Va bene, ma il centro storico?
(di G.Col.) – (Foto: lezione di fisica quantistica) – Il cittadino, dopo due anni e mezzo (il prossimo 6 ottobre), ha accumulato una riserva di scetticismo sufficiente per la vita, in merito alla ricostruzione dell’Aquila e del suo circondario. Vede il futuro come un porto delle nebbie, indistinto e impreciso, indeterminato come il pricipio di Werner Heisenberg. La realtà è sostanzialmente inconoscibile, dice tale principio di fisica quantistica. Altrettanto lo è la ricostruzione aquilana. Se conosciamo il dove, non possiamo conoscere il quando. E viceversa. Molte cose si stanno muovendo, è vero. I sorrisi appaiono – sia pure fugaci – sul volto un po’ impenetrabile di Letta, talora persino di Chiodi. Qualche volta ghigna finanche il sindaco Cialente. Si stringono mani, si enunciano previsioni (azzardate) tipo: “Entro il 2013, le case E della periferia saranno ok”. Pare di intravedere tra il lusco e il brusco una luce diafana al termine del tunnel. Dobbiamo sperare, altrimenti cosa ci resta?

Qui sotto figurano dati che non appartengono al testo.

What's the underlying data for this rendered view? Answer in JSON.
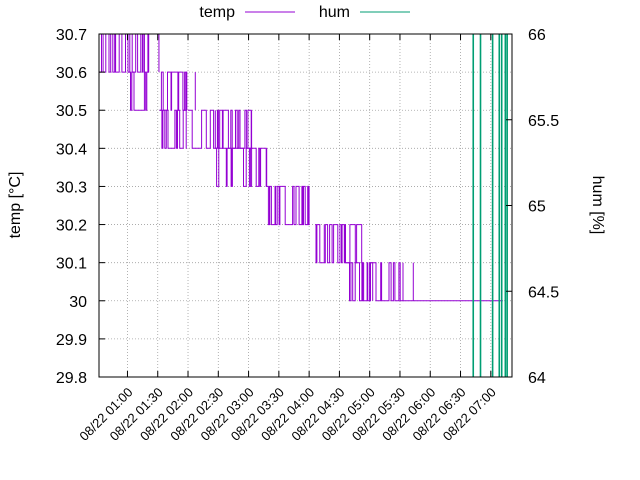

C’è un dettaglio, tuttavia, che non è da poco. Nessuno parla della ricostruzione del centro storico. Delle mille, duemila, chi sa quante, case e palazzi dentro la città . Che poi è la sola vera città , perchè la periferia è orripilante e pensarla ricostruita mica conforta poi tanto… Andiamo avanti a botte di milioni di euro che servono per quel palazzo, quel complesso, quell’angolo storico, quel monumento. E’ vero che ci sono dei coraggiosi che hanno schiumato e sudato sangue per avere i loro progetti e protocolli. Ma la gente vorrebbe qualche previsione anche per la sua città , quella vera, quella raccolta e bella che era – dicono – uno dei centri storici più belli d’Italia. Ce ne sono? Possiamo aspirare a qualche puntura di ottimismo, qualche data, qualche dato? Non si vive senza speranza, senza aspettare qualcosa, senza una prospettiva, un ingannevole – magari – stralcio di futuro. Datecelo. Il principio di indeterminazione è allucinante in fisica, figuriamoci tra le macerie aquilane.